In the freshwater snail Lymnaea stagnalis, a series of studies provided circumstantial evidence that an NGF‐like factor may be involved in neurite outgrowth (Ridgway et al., 1991), synapse formation (Syed et al., 1996), synaptic plasticity (Magoski and Bulloch, 1996) and the modulation of Ca2+ currents (Wildering et al., 1995). A protein purification approach that attempted to isolate putative neurotrophic factors in Lymnaea resulted in the cloning of a novel neurotrophic factor, designated CRNF, that is not sequence‐related to the vertebrate neurotrophins, although it is capable of binding to the shared mammalian p75 neurotrophin receptor (Fainzilber et al., 1996). This finding further sharpened the debate on the evolutionary origin of the neurotrophins and their receptors, and the nature of neurotrophic mechanisms in invertebrates. In this paper we report on the identification of Ltrk, an RTK from the central nervous system (CNS) of this snail that is most similar to TrkC, and specifically binds NT‐3, but not other neurotrophins. The expression profile of Ltrk suggests that it has a role during embryonic and sub‐adult development. Thus, Ltrk is the first Trk family member identified in an invertebrate.

Results

Cloning of Ltrk

In order to identify Trk‐related receptors in L.stagnalis, we performed a homology‐based PCR screen on cDNA from freshly dissected CNS. Using primers TrkA1 and TrkS1, directed against conserved sequences in the TK domain of most RTKs, a single PCR product with the expected size of 200 bp was amplified. When cloned and sequenced, this product appeared to consist of multiple cDNA fragments, of which three encoded different putative RTKs. One of these had significantly higher sequence identity to Trk receptors than to other RTKs. Therefore, we tentatively named this clone Lymnaea Trk (Ltrk). The Ltrk PCR fragment was used to screen an organ‐cultured CNS‐specific λZAPII cDNA library for a full‐length clone. Ltrk clones were identified in three of the 29 library fractions, purified and rescued by in vivo excision. One plasmid, named pBSLtrk, has an insert of 2829 bp containing a single open reading frame that encodes a 794 amino acid protein (Figure 1; this sequence has been submitted to the DDBJ/EMBL/GenBank database under accession No. U61728). The open reading frame is preceded by several in‐frame stop codons, indicating that the coding region is complete at the 5′ end.

Figure 1.

cDNA sequence and deduced amino acid sequence of Ltrk. Nucleotide and amino acid positions are numbered at the right hand side. In‐frame stop codons within the 5′ untranslated leader sequence are underlined. The putative signal sequence cleavage site is indicated by an arrow. The transmembrane domain is shown in reverse contrast. The cysteine clusters and leucine‐rich motifs are underlined by solid and dotted lines, respectively, and the tyrosine kinase domain is boxed. The autophosphorylation sequence (D(L/I/V)Y(N)3YYR) is shown in bold, and the autophosphorylated tyrosine residue is indicated by a black dot (●). Triangles (▵) indicate putative N‐linked glycosylation sites (Asn‐X‐Ser/Thr) and * indicates the stop codon.

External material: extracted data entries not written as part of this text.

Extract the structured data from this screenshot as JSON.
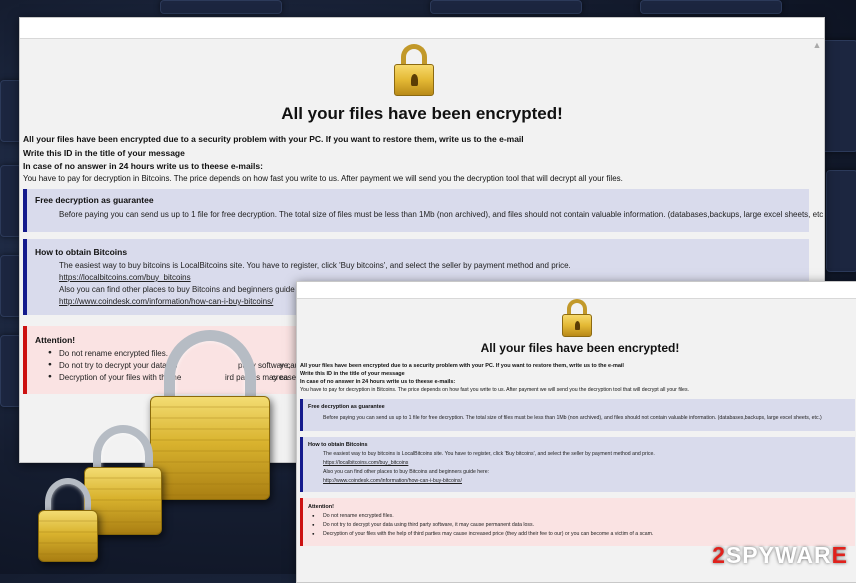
{
  "window": {
    "title": "All your files have been encrypted!",
    "intro": [
      "All your files have been encrypted due to a security problem with your PC. If you want to restore them, write us to the e-mail",
      "Write this ID in the title of your message",
      "In case of no answer in 24 hours write us to theese e-mails:"
    ],
    "payment_note": "You have to pay for decryption in Bitcoins. The price depends on how fast you write to us. After payment we will send you the decryption tool that will decrypt all your files.",
    "guarantee": {
      "heading": "Free decryption as guarantee",
      "text": "Before paying you can send us up to 1 file for free decryption. The total size of files must be less than 1Mb (non archived), and files should not contain valuable information. (databases,backups, large excel sheets, etc.)"
    },
    "bitcoins": {
      "heading": "How to obtain Bitcoins",
      "line1": "The easiest way to buy bitcoins is LocalBitcoins site. You have to register, click 'Buy bitcoins', and select the seller by payment method and price.",
      "link1": "https://localbitcoins.com/buy_bitcoins",
      "line2": "Also you can find other places to buy Bitcoins and beginners guide here:",
      "link2": "http://www.coindesk.com/information/how-can-i-buy-bitcoins/"
    },
    "attention": {
      "heading": "Attention!",
      "items": [
        "Do not rename encrypted files.",
        "Do not try to decrypt your data using third party software, it may cause permanent data loss.",
        "Decryption of your files with the help of third parties may cause increased price (they add their fee to our) or you can become a victim of a scam."
      ],
      "visible_back": [
        "Do not rename encrypted files.",
        "Do not try to decrypt your data us",
        "party software,",
        "y cause perm",
        "Decryption of your files with the he",
        "ird parties may ca",
        "creased pric"
      ]
    }
  },
  "watermark": {
    "digit": "2",
    "spy": "SPY",
    "war": "WAR",
    "end": "E"
  },
  "icons": [
    "padlock-icon",
    "padlock-icon",
    "gold-padlock-icon",
    "scroll-up-icon"
  ],
  "colors": {
    "panel_blue": "#d9dbec",
    "panel_blue_border": "#141a8c",
    "panel_red": "#fae3e3",
    "panel_red_border": "#cc1111",
    "lock_gold": "#e3b834",
    "watermark_red": "#e0211c"
  }
}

Structural characteristics of Ltrk

The predicted Ltrk protein contains a single hydrophobic region that serves as a putative membrane‐spanning domain, dividing the receptor into extracellular and cytoplasmic parts. A comparison of Ltrk with vertebrate Trk receptors and various RTKs from Drosophila reveals highest similarity with vertebrate Trk receptors (Figure 2A–D). In particular, Ltrk is most like TrkC (34% overall sequence identity, compared with 31% for TrkA and TrkB).

Figure 2.

Comparison of Ltrk with vertebrate Trk receptors and neuronal RTKs from Drosophila. (A) The structural organization of the various extracellular and intracellular domains of Ltrk, compared with vertebrate Trk, Dtrk and Dror and Dnrk. Although Ltrk shares an intracellular tyrosine kinase (TK) domain with all other receptors, it shares the typical arrangement of cysteine clusters (Cys‐clusters) and leucine‐rich (Leu‐rich) motifs in the extracellular domain with vertebrate Trk only. However, it lacks the immunoglobulin (IgG) domains and contains a unique N‐terminal extension. Dror, Dnrk and Dtrk, on the other hand, have different extracellular organizations, as indicated in the figure. (B) Amino acid sequence identities between the TK domains of various RTKs (i.e. amino acid residues 510–779 in Ltrk, and the corresponding parts of the other receptors). Amino acid identities of 55% and higher are printed in bold. (C) Amino acid sequence alignment of the intracellular parts of Ltrk, rat TrkA (Meakin et al., 1992), rat TrkB (Middlemas et al., 1991) and rat TrkC (Merlio et al., 1992). Note that sequence identity extends in front and beyond the TK domain (boxed), which is not the case for the Drosophila RTKs. Amino acid residues that are identical in Ltrk and either of the other receptors are shown in bold. (D) Amino acid sequence alignment of the cysteine clusters and the leucine‐rich motifs of Ltrk, TrkA, TrkB and TrkC. Conserved cysteine and leucine residues are indicated by (●) and (▵) respectively. (E) Amino acid sequence alignment of the second immunoglobulin domain of rat TrkC with the corresponding region in Ltrk. Note that, although functional immunoglobulin domains are lacking in Ltrk, sequence identity is retained in this part to some degree. (F) Radiolabelled in vitro translation products of the Ltrk cDNA separated on SDS–PAGE. Mr markers are indicated in kDa at the right hand side. Arrows indicate the two translation products of 89 and 78 kDa, respectively. (G) Phylogenetic tree based on a sequence alignment of the TK domains of various RTKs. The rat insulin receptor (RinsR) was used as an outgroup. Numbers at the forks are the result of bootstrap analysis, and represent confidence limits for grouping together the sequences on the right‐hand side of that fork.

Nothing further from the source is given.